Protocollate le dimissioni dal presidente del Municipio VIII Paolo Pace. "Era impossibile continuare, con una maggioranza che si comportava da opposizione. Eravamo il fiore all'occhiello, adesso il Municipio è nel caos"

Il Municipio VIII è senza Pace. Il suo presidente ha infatti deciso di rassegnare le dimissioni. Lo ha reso noto nella tarda mattinata di giovedì 16 marzo, attraverso un comunicato stampa.

LA DECISIONE - “Ho protocollato le mie dimissioni per il bene del MoVimento 5 Stelle. Era impossibile continuare in queste condizioni, con una maggioranza che si comportava costantemente da opposizione, controllando e criticando ogni atto della giunta prima ancora che venisse prodotto, effettuando veri e propri blitz negli uffici amministrativi e producendo così una indebita e inaccettabile ingerenza che ha provocato le reazioni dei dipendenti, che ringrazio per l'impegno profuso in questi mesi, e dei sindacati".

I TENTATIVI NAUFRAGATI - Il Minisindaco dimissionario, ha ricordato le iniziative messe in atto per garantire la tenuta della maggioranza. Le azioni messe in campo, finalizzate a tenere in piedi quell'accordo voluto dal Campidoglio, sono comunque naufragate. " A nulla sono serviti i continui tentativi di mediazione effettuati dal sottoscritto. Neppure le dimissioni rassegnate dal vice presidente sono state utili a dirimere i conflitti interni e ricomporre il gruppo" ricorda Pace. Era quella una delle condizioni che, i cosiddetti dissidenti, avevano pattuito con Ferrara e Raggi nell'incontro svoltosi in Campidoglio il 6 marzo.

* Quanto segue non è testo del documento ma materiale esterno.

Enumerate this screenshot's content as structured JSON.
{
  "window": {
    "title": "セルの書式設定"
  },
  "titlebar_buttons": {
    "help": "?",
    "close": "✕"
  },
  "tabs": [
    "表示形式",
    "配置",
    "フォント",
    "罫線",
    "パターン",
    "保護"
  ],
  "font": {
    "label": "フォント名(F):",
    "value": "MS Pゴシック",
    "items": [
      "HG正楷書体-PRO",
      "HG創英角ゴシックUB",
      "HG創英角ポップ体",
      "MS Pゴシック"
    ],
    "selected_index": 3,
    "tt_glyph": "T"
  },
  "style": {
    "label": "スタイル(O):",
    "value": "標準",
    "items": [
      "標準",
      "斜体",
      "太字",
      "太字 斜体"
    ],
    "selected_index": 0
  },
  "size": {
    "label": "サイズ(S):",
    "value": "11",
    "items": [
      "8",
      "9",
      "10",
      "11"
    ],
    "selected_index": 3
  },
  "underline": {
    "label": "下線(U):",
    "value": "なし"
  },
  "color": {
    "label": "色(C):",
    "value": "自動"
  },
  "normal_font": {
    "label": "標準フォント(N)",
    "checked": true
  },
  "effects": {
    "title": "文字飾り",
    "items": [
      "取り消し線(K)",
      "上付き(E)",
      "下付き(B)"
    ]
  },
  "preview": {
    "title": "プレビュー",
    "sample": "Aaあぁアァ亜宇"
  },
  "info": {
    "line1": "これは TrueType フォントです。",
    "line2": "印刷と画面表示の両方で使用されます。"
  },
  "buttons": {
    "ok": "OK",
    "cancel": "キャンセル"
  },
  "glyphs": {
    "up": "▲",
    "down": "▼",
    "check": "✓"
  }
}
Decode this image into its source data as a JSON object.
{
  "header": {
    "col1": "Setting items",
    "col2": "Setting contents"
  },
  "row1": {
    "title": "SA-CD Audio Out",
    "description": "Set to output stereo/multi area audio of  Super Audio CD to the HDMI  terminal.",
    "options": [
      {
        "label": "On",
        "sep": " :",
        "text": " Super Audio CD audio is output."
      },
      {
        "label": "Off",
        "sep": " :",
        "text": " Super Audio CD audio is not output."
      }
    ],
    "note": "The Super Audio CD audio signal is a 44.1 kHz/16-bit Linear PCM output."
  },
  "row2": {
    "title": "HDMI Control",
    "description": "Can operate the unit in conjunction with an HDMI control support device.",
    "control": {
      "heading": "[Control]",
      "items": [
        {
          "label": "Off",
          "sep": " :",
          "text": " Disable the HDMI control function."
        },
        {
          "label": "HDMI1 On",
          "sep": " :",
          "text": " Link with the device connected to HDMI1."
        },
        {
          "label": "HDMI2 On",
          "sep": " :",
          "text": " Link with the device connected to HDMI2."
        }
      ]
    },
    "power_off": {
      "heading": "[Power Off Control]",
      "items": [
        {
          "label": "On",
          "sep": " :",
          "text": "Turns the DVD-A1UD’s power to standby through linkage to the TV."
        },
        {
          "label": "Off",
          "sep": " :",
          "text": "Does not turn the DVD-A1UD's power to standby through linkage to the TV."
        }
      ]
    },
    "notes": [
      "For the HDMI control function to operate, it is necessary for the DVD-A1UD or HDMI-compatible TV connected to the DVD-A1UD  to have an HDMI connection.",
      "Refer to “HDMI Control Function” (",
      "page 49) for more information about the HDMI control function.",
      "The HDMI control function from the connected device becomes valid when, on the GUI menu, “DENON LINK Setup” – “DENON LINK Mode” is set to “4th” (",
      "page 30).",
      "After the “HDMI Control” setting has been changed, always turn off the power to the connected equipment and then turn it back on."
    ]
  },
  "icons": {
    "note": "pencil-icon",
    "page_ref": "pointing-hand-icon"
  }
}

LA CONTINUA DELEGITTIMAZIONE - "Proprio a seguito di tutte le azioni intentate per la soluzione del problema purtroppo senza esiti positivi, ho deciso di rassegnare le mie dimissioni da presidente, già nei giorni scorsi annunciate. L'ala dissidente evidentemente non ha capito il significato più profondo del nostro MoVimento, fallendo la sfida di governo e non capendo quell'esigenza di archiviare movimentismo (come forza di opposizione). Davanti alla continua delegittimazione del sottoscritto e dei miei assessori, davanti alla impossibilità di ricomporre un rapporto umano e politico con l'ala dissidente, davanti ai continui tentativi di sabotare l'azione di cambiamento che stiamo portando avanti in Municipio, ho deciso come suddetto di protocollare le mia dimissioni affinché il caos provocato dai dissidenti in Municipio VIII non contagi anche le altre amministrazioni".

IL CAOS NEL MUNICIPIO - Risulta evidente che qualcuno, non certo il sottoscritto, dovrà assumersi la responsabilità politica di questo disastro. Con rammarico debbo sottolineare che a causa del comportamento sterilmente ostruzionistico da parte dei dissidenti, il nostro Municipio è passato da fiore all’occhiello dell’Amministrazione Capitolina (come documentato anche da attestazioni di stima da parte dei cittadini) al caos. Da parte mia, lasciando un’Amministrazione sana, ribadisco che anche da cittadino continuerò ad impegnarmi per il bene del nostro municipio e della città”. Protocollate le dimissioni, il presidente Pace ha venti giorni di tempo per ritirarle.